Дежа-вю не дежа-вю, но что-то необычное…
— Так с драгоценным, кажется, в порядке, а вот дела заставили… — еще подумал и добавил: — Федя, уж извини, что отрываю от государственных забот.
— Если коротко, то давай тогда по телефону, а нет — лучше заскакивай ко мне на Садовую-Самотечную, буду рад видеть. Мне твой шеф только что звонил, но сути не объяснил, говорит, ты сам.
— Ах вон как! Ну и отлично, когда сможешь принять?
— Хо-хо! Очень двусмысленно прозвучал вопрос-то, не заметил? Ладно, не будем заниматься словесными изысками, сейчас гляну… Так… Часам к пяти, не возражаешь?

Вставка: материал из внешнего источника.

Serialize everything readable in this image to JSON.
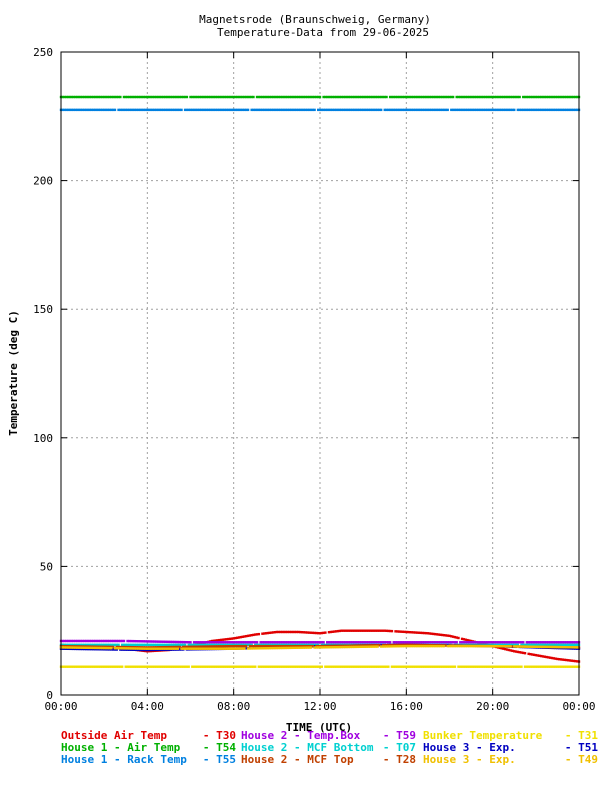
{
  "chart_data": {
    "type": "scatter",
    "title": "Magnetsrode (Braunschweig, Germany)",
    "subtitle": "Temperature-Data from 29-06-2025",
    "xlabel": "TIME (UTC)",
    "ylabel": "Temperature (deg C)",
    "xlim": [
      0,
      24
    ],
    "ylim": [
      0,
      250
    ],
    "grid": true,
    "x_ticks": [
      0,
      4,
      8,
      12,
      16,
      20,
      24
    ],
    "x_tick_labels": [
      "00:00",
      "04:00",
      "08:00",
      "12:00",
      "16:00",
      "20:00",
      "00:00"
    ],
    "y_ticks": [
      0,
      50,
      100,
      150,
      200,
      250
    ],
    "y_tick_labels": [
      "0",
      "50",
      "100",
      "150",
      "200",
      "250"
    ],
    "legend_placement": "bottom",
    "series": [
      {
        "name": "Outside Air Temp",
        "code": "T30",
        "color": "#e00000",
        "points": [
          [
            0,
            19.5
          ],
          [
            1,
            19
          ],
          [
            2,
            18.5
          ],
          [
            3,
            18
          ],
          [
            4,
            17
          ],
          [
            5,
            17.5
          ],
          [
            6,
            19
          ],
          [
            7,
            21
          ],
          [
            8,
            22
          ],
          [
            9,
            23.5
          ],
          [
            10,
            24.5
          ],
          [
            11,
            24.5
          ],
          [
            12,
            24
          ],
          [
            13,
            25
          ],
          [
            14,
            25
          ],
          [
            15,
            25
          ],
          [
            16,
            24.5
          ],
          [
            17,
            24
          ],
          [
            18,
            23
          ],
          [
            19,
            21
          ],
          [
            20,
            19
          ],
          [
            21,
            17
          ],
          [
            22,
            15.5
          ],
          [
            23,
            14
          ],
          [
            24,
            13
          ]
        ]
      },
      {
        "name": "House 2 - Temp.Box",
        "code": "T59",
        "color": "#a000e0",
        "points": [
          [
            0,
            21
          ],
          [
            3,
            21
          ],
          [
            6,
            20.5
          ],
          [
            9,
            20.5
          ],
          [
            12,
            20.5
          ],
          [
            15,
            20.5
          ],
          [
            18,
            20.5
          ],
          [
            21,
            20.5
          ],
          [
            24,
            20.5
          ]
        ]
      },
      {
        "name": "Bunker Temperature",
        "code": "T31",
        "color": "#f0e000",
        "points": [
          [
            0,
            11
          ],
          [
            6,
            11
          ],
          [
            12,
            11
          ],
          [
            18,
            11
          ],
          [
            24,
            11
          ]
        ]
      },
      {
        "name": "House 1 - Air  Temp",
        "code": "T54",
        "color": "#00b000",
        "points": [
          [
            0,
            232.5
          ],
          [
            6,
            232.5
          ],
          [
            12,
            232.5
          ],
          [
            18,
            232.5
          ],
          [
            24,
            232.5
          ]
        ]
      },
      {
        "name": "House 2 - MCF Bottom",
        "code": "T07",
        "color": "#00d0d0",
        "points": [
          [
            0,
            19.5
          ],
          [
            6,
            19.5
          ],
          [
            12,
            19.5
          ],
          [
            18,
            19.5
          ],
          [
            24,
            19.5
          ]
        ]
      },
      {
        "name": "House 3 - Exp.",
        "code": "T51",
        "color": "#0000c0",
        "points": [
          [
            0,
            18
          ],
          [
            4,
            17.5
          ],
          [
            8,
            18
          ],
          [
            12,
            19
          ],
          [
            16,
            19.5
          ],
          [
            20,
            19
          ],
          [
            24,
            18
          ]
        ]
      },
      {
        "name": "House 1 - Rack Temp",
        "code": "T55",
        "color": "#0080e0",
        "points": [
          [
            0,
            227.5
          ],
          [
            6,
            227.5
          ],
          [
            12,
            227.5
          ],
          [
            18,
            227.5
          ],
          [
            24,
            227.5
          ]
        ]
      },
      {
        "name": "House 2 - MCF Top",
        "code": "T28",
        "color": "#c04000",
        "points": [
          [
            0,
            19
          ],
          [
            4,
            18.5
          ],
          [
            8,
            19
          ],
          [
            12,
            19
          ],
          [
            16,
            19.5
          ],
          [
            20,
            19
          ],
          [
            24,
            18.5
          ]
        ]
      },
      {
        "name": "House 3 - Exp.",
        "code": "T49",
        "color": "#f0c000",
        "points": [
          [
            0,
            18.5
          ],
          [
            4,
            18
          ],
          [
            8,
            18
          ],
          [
            12,
            18.5
          ],
          [
            16,
            19
          ],
          [
            20,
            19
          ],
          [
            24,
            18.5
          ]
        ]
      }
    ]
  }
}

— Спасибо, буду обязательно.
— Славке скажи, что он толстая и ленивая задница — не может трубку снять, ей-богу!
— А сам?
— Саня, не поверишь, столько жалоб! Такой, блин, беспредел, вот и разгребаю. Ты-то уж не с этим ли? — спросил подозрительно.

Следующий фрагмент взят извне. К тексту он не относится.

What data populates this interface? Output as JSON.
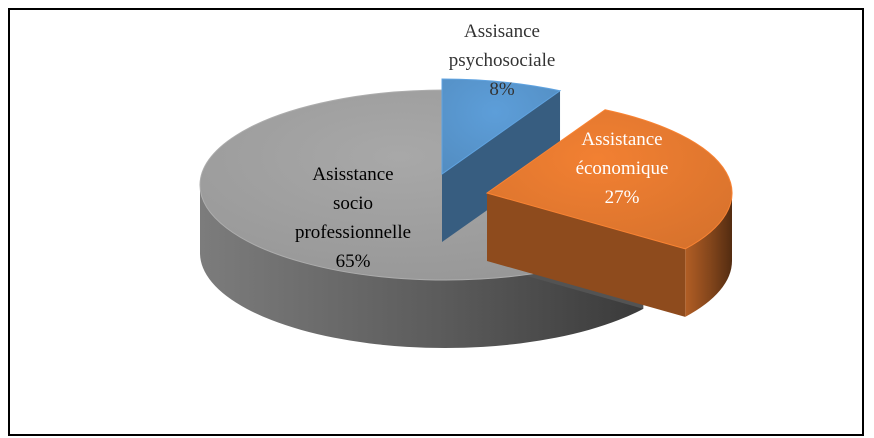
{
  "chart_data": {
    "type": "pie",
    "style": "3d-exploded",
    "title": "",
    "slices": [
      {
        "name": "Assisance psychosociale",
        "label_lines": [
          "Assisance",
          "psychosociale",
          "8%"
        ],
        "value": 8,
        "color": "#5b9bd5",
        "label_color": "#333333"
      },
      {
        "name": "Assistance économique",
        "label_lines": [
          "Assistance",
          "économique",
          "27%"
        ],
        "value": 27,
        "color": "#ed7d31",
        "label_color": "#ffffff"
      },
      {
        "name": "Asisstance socio professionnelle",
        "label_lines": [
          "Asisstance",
          "socio",
          "professionnelle",
          "65%"
        ],
        "value": 65,
        "color": "#a5a5a5",
        "label_color": "#000000"
      }
    ],
    "legend": "none"
  }
}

— Нет, — соврал Турецкий, — у меня свои проблемы, внутреннего порядка.
— Ну жду.
«Оказывается, Саня, смотри-ка!.. А Костя хоть и зануда, а наш человек. Позвонил, не счел за унижение… Но ведь, кажется, и легкий такой намек Фролова тоже негоже оставлять без последствий».

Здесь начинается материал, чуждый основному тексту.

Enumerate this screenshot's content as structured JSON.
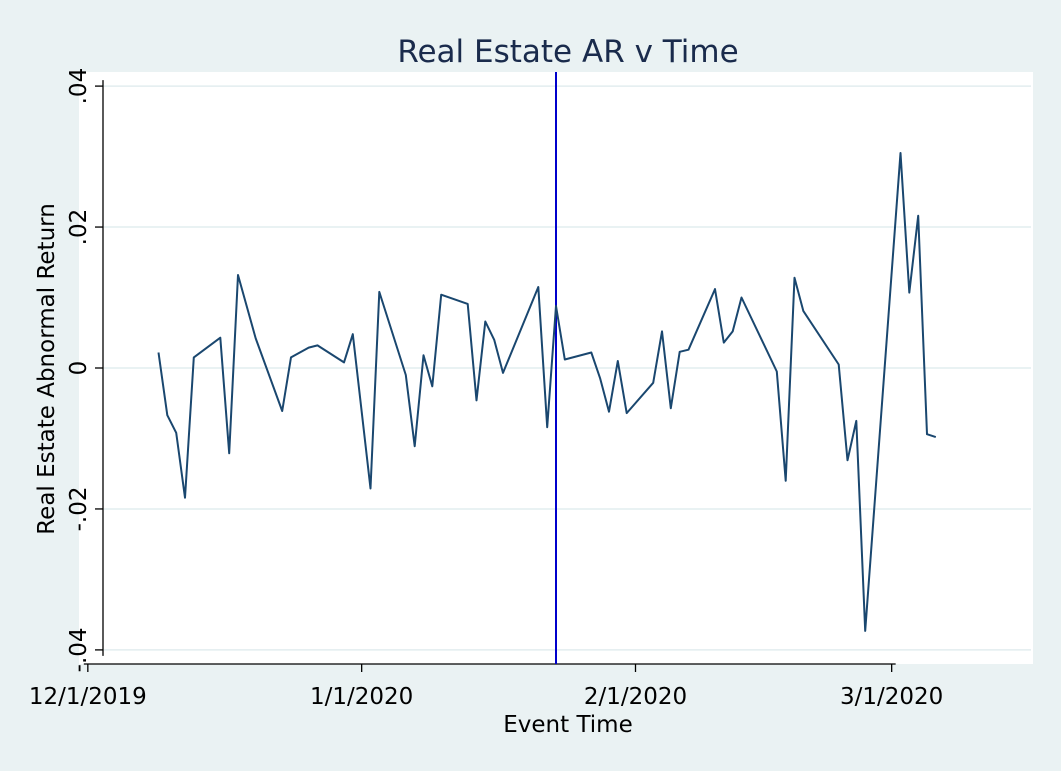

Александр Борисович открыл нижнюю дверцу сейфа, пошарил там, в углу, за кипами пухлых папок… Подумал еще, сидя на корточках, и со вздохом добыл запечатанную бутылку коньяка. Решил так: это никакая не взятка, поскольку и нужды в ней нет, а вот хорошее к тебе отношение надо ценить наперед, а не только тогда, когда уже петух жареный клюнул, не дай, конечно, бог…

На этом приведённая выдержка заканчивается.